Government U-turn on PIP disability benefits after Iain Duncan Smith's resignation

by Alfonso Matthews Marcha 22, 2016, 3:31

Speaking in the House of Commons, Bishop Auckland MP, Helen Goodman, suggested that the Government faced a second hole in its Budget plans, because Chancellor George Osborne had announced a series of cuts to business rates which included taking 600,000 small businesses out of paying business rates entirely.

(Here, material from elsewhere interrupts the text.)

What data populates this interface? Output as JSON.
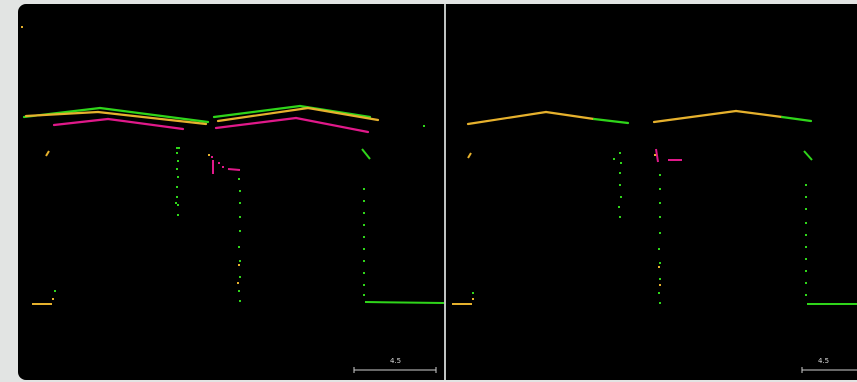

"None of this would be possible if it wasn't for the actions of this government and the work of the chancellor in turning our economy around", Cameron said.

"Our nation can either decide to be true to our history - and remain outward-looking internationalists on the world stage - or shrink to lower prominence", Major wrote in the Sunday Telegraph.

Earlier however Downing Street disclosed that Mr Osborne would not now be bringing forward alternative measures to meet the shortfall left by the cancellation of the cuts to PIPs until the Autumn Statement at the end of the year.

Another Duncan Smith ally, senior Eurosceptic Bernard Jenkin, complained of high-handed leadership by Cameron, telling Sky News that "the prime not meant to be a dictator".

"We are sorry to see Iain Duncan Smith go, but we are a One Nation government determined to continue helping everyone in our society have more security and opportunity, including the most disadvantaged", the government said in a statement.

 Prime Minister David Cameron and Chancellor of the Exchequer George Osborne face the biggest challenge to their authority in six years of power as the Conservative Party descends into civil war over the resignation of Iain Duncan Smith.

The government announced it was abandoning the contentious cuts to disability benefits, worth 4.4 billion pounds, and said it did not intend to make any further cuts to the welfare budget.

Mr Watson, Labor MP for West Bromwich East and Labour's Deputy Leader, said it was now clear that the Government had targeted disabled people because they were less likely to vote Conservative.

Spending on Personal Independence Payments (PIPs) was up by £3bn since 2010, he said, adding that the Budget "closes the gap between rich and poor and North and South".

His successor Stephen Crabb is due to tell MPs later that controversial moves to curb the Personal Independence Payment (PIP), which would have affected 640,000 disabled people, will be ditched.

In his resignation letter on Friday, Duncan Smith questioned whether Cameron was honoring his slogan that Britons were "all in this together", despite deep austerity cuts including $1.4bn axed from annual disability welfare.

Mr Osborne should explain why "for the first time in my memory in Parliament, a Government's budget has fallen apart within two days of its delivery".

Dr. Wollaston told the BBC Radio 4 Today program: "The point that Iain Duncan Smith was making was that there are some groups at the moment that can't be touched".

Other Tory backbenchers sent messages of support to Duncan Smith, with some launching their own attacks on Cameron and Osborne.

The last straw appears to have been a proposal to further cut disability benefits.

The sudden departure of Duncan Smith not only widened divisions in the ruling party, split over whether to stay in the European Union, but also prompted calls from the opposition Labor Party for Osborne to step down.